A loss here, a loss there
That’s not to say the bank’s European operations weren’t problematic, too. An impairment of $2.4 billion last year — connected to the sale of HSBC’s French retail-banking had a hand in pushing the bank’s annual profit to $17.5 billion — $1.4 billion below 2021’s $18.9 billion.
The bank on Tuesday also reported it would take a $300 million loss on the expected sale of its Russia business to Expobank.
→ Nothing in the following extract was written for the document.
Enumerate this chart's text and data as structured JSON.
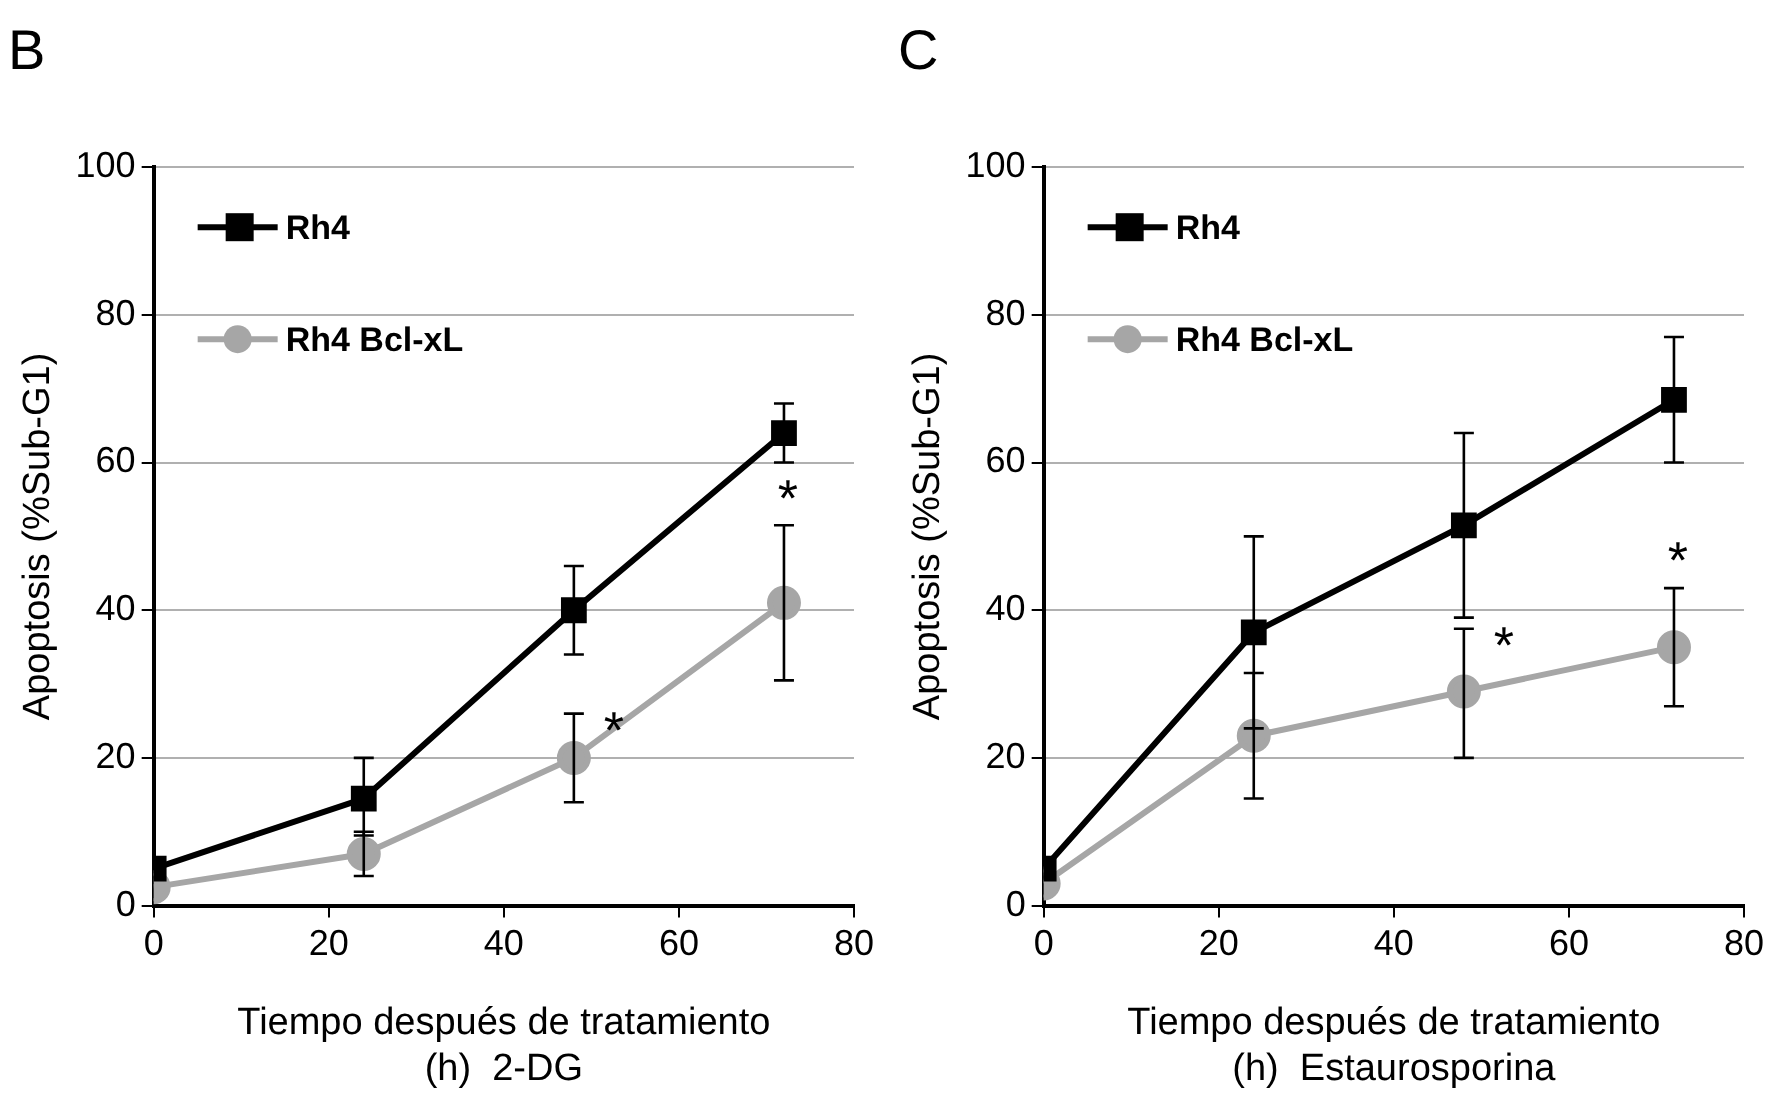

HSBC said it still expects the transaction to close during the first half of this year, but that it is still pending regulatory approval.
Quinn also said HSBC is in the “final stages” of a deal with regulators over the misuse of messaging platforms such as WhatsApp to conduct official business, according to Bloomberg. “We’ve reached an agreement,” Quinn told the wire service. “We’ve not disclosed yet the final settlement.”
The bank first warned investors in last year’s annual report of an investigation by the Commodity Futures Trading Commission “regarding interest rate swap transactions related to bond issuances, among other things, as well as the use of non-HSBC approved messaging platforms for business communications.”
“I don’t think it’s specific, I think it’s general across all financial institutions,” Quinn said in February 2022.
The CFTC and Securities and Exchange Commission penalized 11 banks a combined $1.8 billion in October. Most banks of HSBC’s size took a hit of $200 million in the probe.
‘No easing off’
Last, HSBC on Tuesday also left observers a reminder that it isn’t quite done with the cost-cutting effort it launched three years ago.
"We are now considering up to $300 million of additional costs for severance in 2023," Quinn said, according to Reuters. “There will be no easing off at all on costs.”
HSBC cut its bonus pool of investment bankers by roughly 4% in 2022, according to Reuters. Quinn’s pay, however, jumped 14% in 2022, to £5.6 million ($6.7 million), the wire service reported.